Summarization: When the context size crosses the threshold, and there is no more context eligible for offloading, we perform a summarization step to compress the message history.

To manage context limits, the Deep Agents SDK triggers these compression steps at threshold fractions of the model's context window size. (Under the hood, we use LangChain's model profiles to access the token threshold for a given model.)

Offloading large tool results

Responses from tool invocations (e.g., the result of reading a large file or an API call) can exceed a model's context window. When Deep Agents detects a tool response exceeding 20,000 tokens, it offloads the response to the filesystem and substitutes it with a file path reference and a preview of the first 10 lines. Agents can then re-read or search the content as needed.

Offloading large tool inputs

File write and edit operations leave behind tool calls containing the complete file content in the agent's conversation history. Since this content is already persisted to the filesystem, it's often redundant. As the session context crosses 85% of the model’s available window, Deep Agents will truncate older tool calls, replacing them with a pointer to the file on disk and reducing the size of the active context.

Summarization

When offloading no longer yields sufficient space, Deep Agents falls back to summarization.

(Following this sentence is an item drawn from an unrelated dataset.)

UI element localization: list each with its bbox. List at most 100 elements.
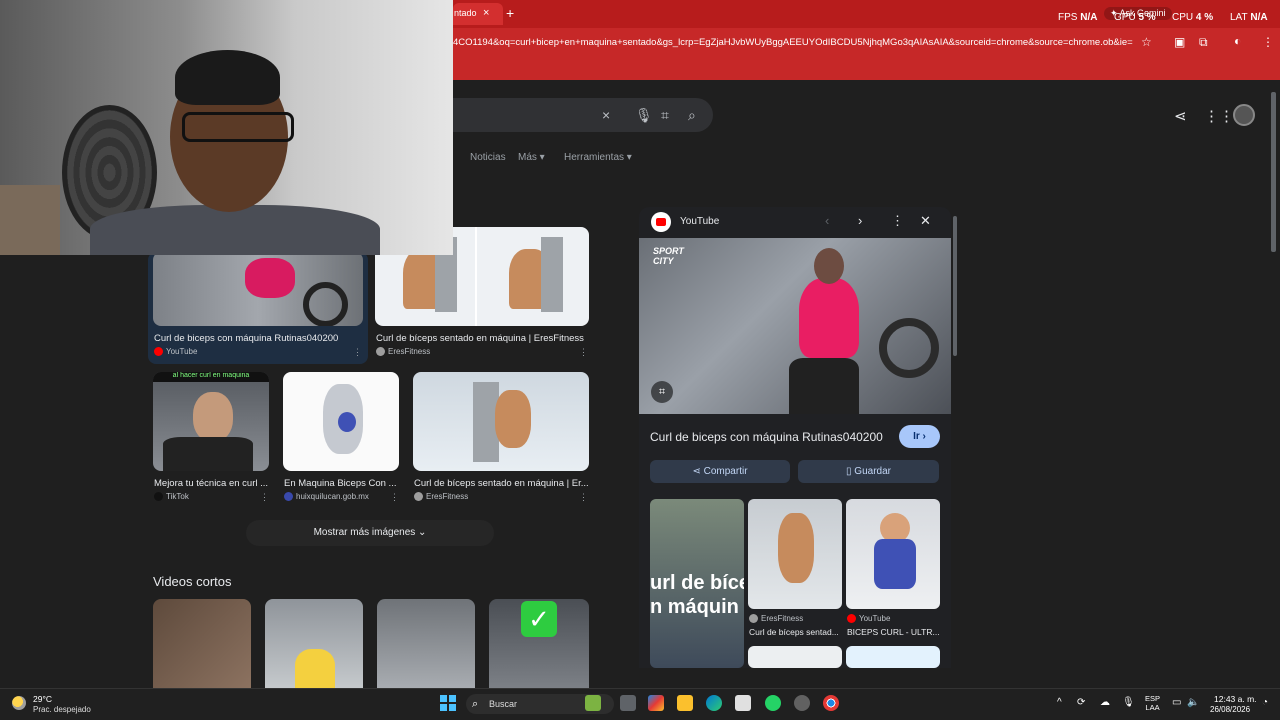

This process has two components:

In-context summary: An LLM generates a structured summary of the conversation—including session intent, artifacts created, and next steps—which replaces the full conversation history in the agent's working memory. (See the Deep Agents summarization prompt.)
Filesystem preservation: The complete, original conversation messages are written to the filesystem as a canonical record.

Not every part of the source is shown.